Eu creio que elas são bastante diferentes. O Brasil é um país mais complexo, não apenas com uma economia mais forte e heterogênea. Acho que há algumas coisas que podemos entender como temas comuns. Uma delas é o debate sobre o fim do ciclo do mundo das commodities. Isso tem a ver com o fato de que nenhum país latino-americano denominado progressista utilizou os imensos recursos provenientes da exportação de bens primários a preços altíssimos para começar a transição para outro modelo produtivo. Em cada um dos países, as rendas provenientes da venda de commodities foram reinvestidas em uma importante proporção, em acentuar este modelo. Inclusive o país mais industrializado da América do Sul, que tem sido historicamente o Brasil, tem sofrido processos de desindustrialização relativa, porque o setor agropecuário exportador tem crescido em relação aos outros setores. O Estado tem mostrado uma crescente capacidade para levar a cabo políticas públicas e sociais voltadas à família, para reduzir a pobreza etc., mas não se produziu alterações na estrutura do processo produtivo. Não se acentuado o processo de integração continental, como poderia seria possível. Acentuou-se a exportação de commodities.

Existem simpatias ideológicas entre os governos do Brasil e da Venezuela, mas houve crise diplomática entre as duas nações, no que se refere ao acompanhamento das eleições. Como o senhor vê isso?

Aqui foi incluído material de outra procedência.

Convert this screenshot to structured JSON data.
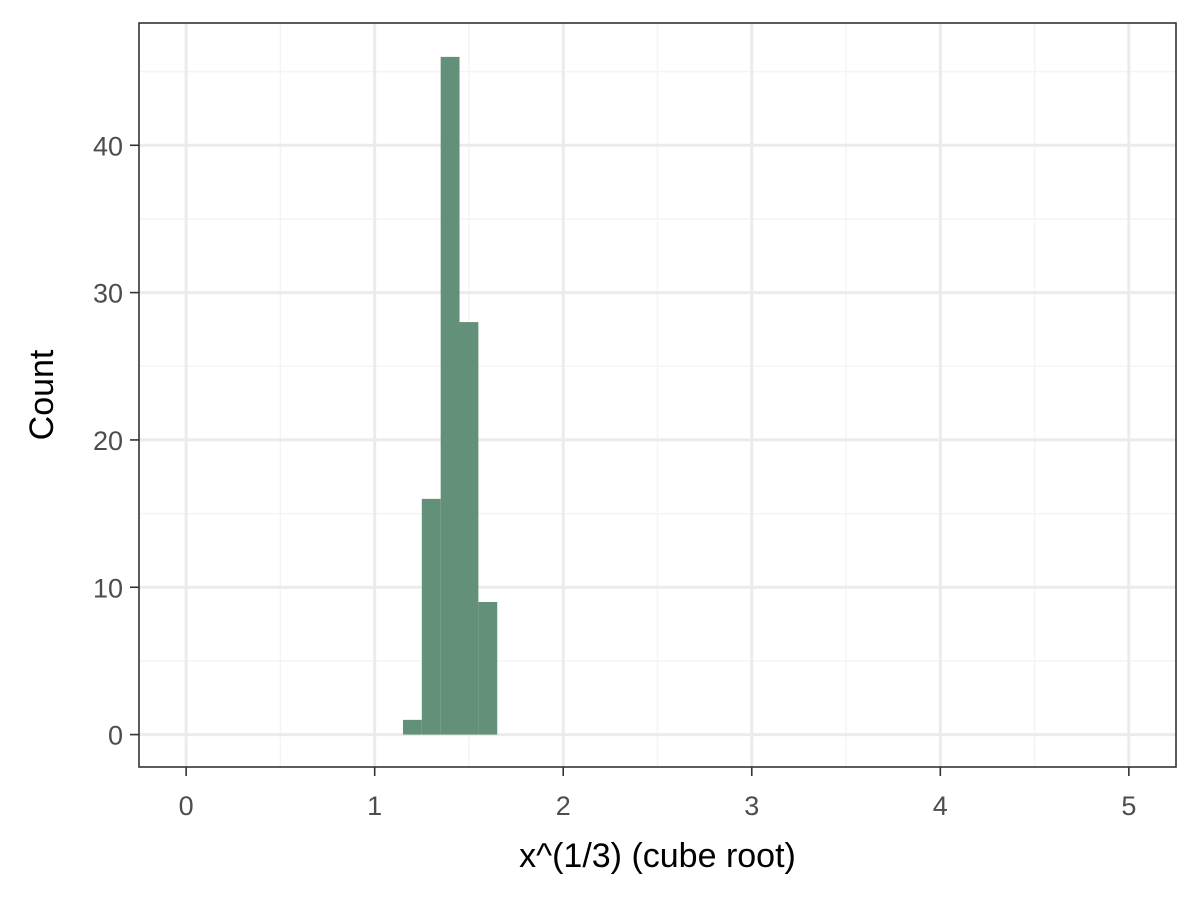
{
  "chart_data": {
    "type": "bar",
    "subtype": "histogram",
    "xlabel": "x^(1/3) (cube root)",
    "ylabel": "Count",
    "xlim": [
      -0.25,
      5.25
    ],
    "ylim": [
      -2.2,
      48.3
    ],
    "x_ticks": [
      0,
      1,
      2,
      3,
      4,
      5
    ],
    "x_tick_labels": [
      "0",
      "1",
      "2",
      "3",
      "4",
      "5"
    ],
    "y_ticks": [
      0,
      10,
      20,
      30,
      40
    ],
    "y_tick_labels": [
      "0",
      "10",
      "20",
      "30",
      "40"
    ],
    "x_minor_gridlines": [
      0.5,
      1.5,
      2.5,
      3.5,
      4.5
    ],
    "y_minor_gridlines": [
      5,
      15,
      25,
      35,
      45
    ],
    "grid": true,
    "bins": [
      {
        "x0": 1.15,
        "x1": 1.25,
        "count": 1
      },
      {
        "x0": 1.25,
        "x1": 1.35,
        "count": 16
      },
      {
        "x0": 1.35,
        "x1": 1.45,
        "count": 46
      },
      {
        "x0": 1.45,
        "x1": 1.55,
        "count": 28
      },
      {
        "x0": 1.55,
        "x1": 1.65,
        "count": 9
      }
    ],
    "colors": {
      "bar_fill": "#639078",
      "panel_border": "#333333",
      "grid_major": "#ebebeb",
      "grid_minor": "#f4f4f4",
      "tick_label": "#4d4d4d",
      "axis_title": "#000000"
    }
  }
}
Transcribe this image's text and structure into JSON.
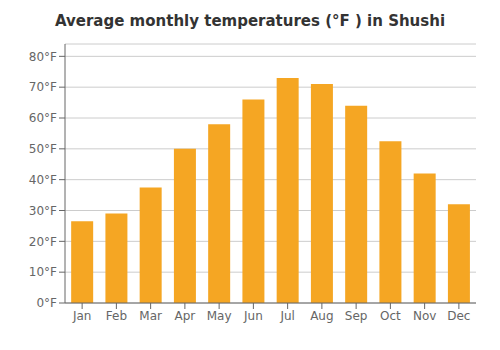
{
  "chart_data": {
    "type": "bar",
    "title": "Average monthly temperatures (°F ) in Shushi",
    "categories": [
      "Jan",
      "Feb",
      "Mar",
      "Apr",
      "May",
      "Jun",
      "Jul",
      "Aug",
      "Sep",
      "Oct",
      "Nov",
      "Dec"
    ],
    "values": [
      26.5,
      29,
      37.5,
      50,
      58,
      66,
      73,
      71,
      64,
      52.5,
      42,
      32
    ],
    "color": "#F5A623",
    "ylim": [
      0,
      84
    ],
    "yticks": [
      {
        "value": 0,
        "label": "0°F"
      },
      {
        "value": 10,
        "label": "10°F"
      },
      {
        "value": 20,
        "label": "20°F"
      },
      {
        "value": 30,
        "label": "30°F"
      },
      {
        "value": 40,
        "label": "40°F"
      },
      {
        "value": 50,
        "label": "50°F"
      },
      {
        "value": 60,
        "label": "60°F"
      },
      {
        "value": 70,
        "label": "70°F"
      },
      {
        "value": 80,
        "label": "80°F"
      }
    ],
    "grid": true
  }
}
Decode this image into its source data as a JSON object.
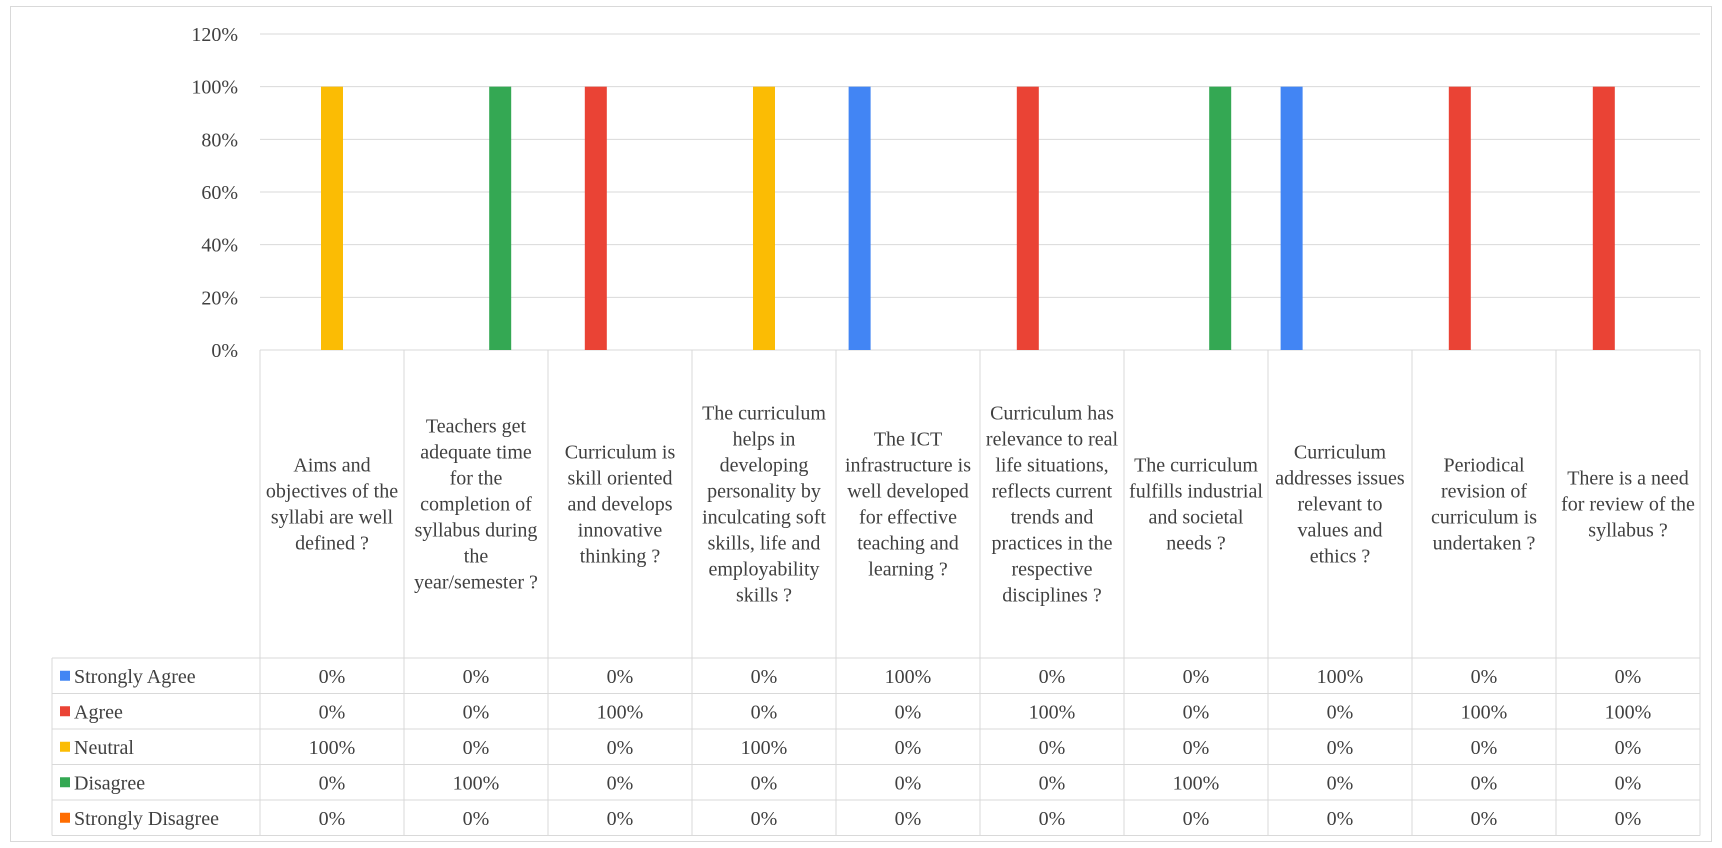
{
  "chart_data": {
    "type": "bar",
    "title": "",
    "xlabel": "",
    "ylabel": "",
    "ylim": [
      0,
      120
    ],
    "y_ticks": [
      "0%",
      "20%",
      "40%",
      "60%",
      "80%",
      "100%",
      "120%"
    ],
    "y_tick_values": [
      0,
      20,
      40,
      60,
      80,
      100,
      120
    ],
    "grid": true,
    "legend": "data-table",
    "categories": [
      "Aims and objectives of the syllabi are well defined ?",
      "Teachers get adequate time for the completion of syllabus during the year/semester ?",
      "Curriculum is skill oriented and develops innovative thinking ?",
      "The curriculum helps in developing personality by inculcating soft skills, life and employability skills ?",
      "The ICT infrastructure is well developed for effective teaching and learning ?",
      "Curriculum has relevance to real life situations, reflects current trends and practices in the respective disciplines ?",
      "The curriculum fulfills industrial and societal needs ?",
      "Curriculum addresses issues relevant to values and ethics ?",
      "Periodical revision of curriculum is undertaken ?",
      "There is a need for review of the syllabus ?"
    ],
    "series": [
      {
        "name": "Strongly Agree",
        "color": "#4285f4",
        "values": [
          0,
          0,
          0,
          0,
          100,
          0,
          0,
          100,
          0,
          0
        ],
        "labels": [
          "0%",
          "0%",
          "0%",
          "0%",
          "100%",
          "0%",
          "0%",
          "100%",
          "0%",
          "0%"
        ]
      },
      {
        "name": "Agree",
        "color": "#ea4335",
        "values": [
          0,
          0,
          100,
          0,
          0,
          100,
          0,
          0,
          100,
          100
        ],
        "labels": [
          "0%",
          "0%",
          "100%",
          "0%",
          "0%",
          "100%",
          "0%",
          "0%",
          "100%",
          "100%"
        ]
      },
      {
        "name": "Neutral",
        "color": "#fbbc04",
        "values": [
          100,
          0,
          0,
          100,
          0,
          0,
          0,
          0,
          0,
          0
        ],
        "labels": [
          "100%",
          "0%",
          "0%",
          "100%",
          "0%",
          "0%",
          "0%",
          "0%",
          "0%",
          "0%"
        ]
      },
      {
        "name": "Disagree",
        "color": "#34a853",
        "values": [
          0,
          100,
          0,
          0,
          0,
          0,
          100,
          0,
          0,
          0
        ],
        "labels": [
          "0%",
          "100%",
          "0%",
          "0%",
          "0%",
          "0%",
          "100%",
          "0%",
          "0%",
          "0%"
        ]
      },
      {
        "name": "Strongly Disagree",
        "color": "#ff6d01",
        "values": [
          0,
          0,
          0,
          0,
          0,
          0,
          0,
          0,
          0,
          0
        ],
        "labels": [
          "0%",
          "0%",
          "0%",
          "0%",
          "0%",
          "0%",
          "0%",
          "0%",
          "0%",
          "0%"
        ]
      }
    ]
  }
}
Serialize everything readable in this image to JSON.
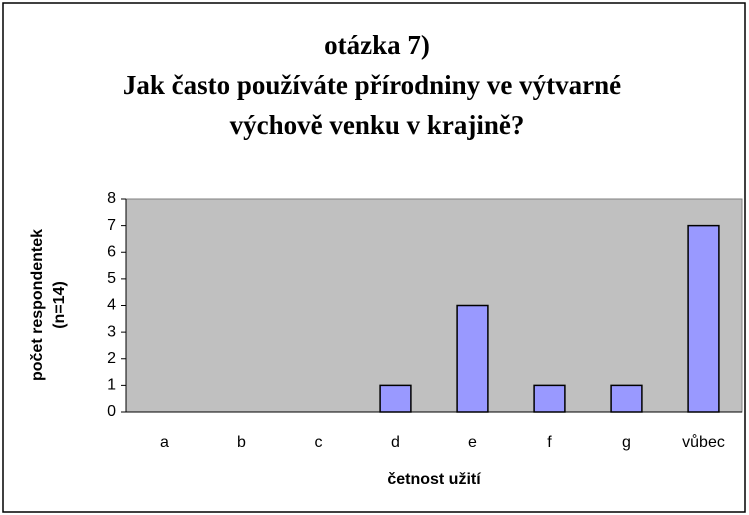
{
  "chart_data": {
    "type": "bar",
    "title": [
      "otázka 7)",
      "Jak často používáte přírodniny ve výtvarné",
      "výchově venku v krajině?"
    ],
    "ylabel": [
      "počet respondentek",
      "(n=14)"
    ],
    "xlabel": "četnost užití",
    "categories": [
      "a",
      "b",
      "c",
      "d",
      "e",
      "f",
      "g",
      "vůbec"
    ],
    "values": [
      0,
      0,
      0,
      1,
      4,
      1,
      1,
      7
    ],
    "color": "#9999ff",
    "ylim": [
      0,
      8
    ],
    "yticks": [
      0,
      1,
      2,
      3,
      4,
      5,
      6,
      7,
      8
    ],
    "grid": false
  }
}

Não creio que esse assunto seja transcendente. O que afeta as relações e a solidariedade entre governos progressistas é a debilidade desses governos. Em anos anteriores, esses governos contavam com maiores recursos econômicos e os níveis de legitimidade política eram maiores. A possibilidade de se desenvolver políticas internacionais e latino-americanas de maior convergência, como a criação da Unasul [União de Nações Sul-Americanas] e da Celac [Comunidade de Estados Latino-Americanos e Caribenhos] – iniciativas políticas autônomas em relação ao poder central –, era maior.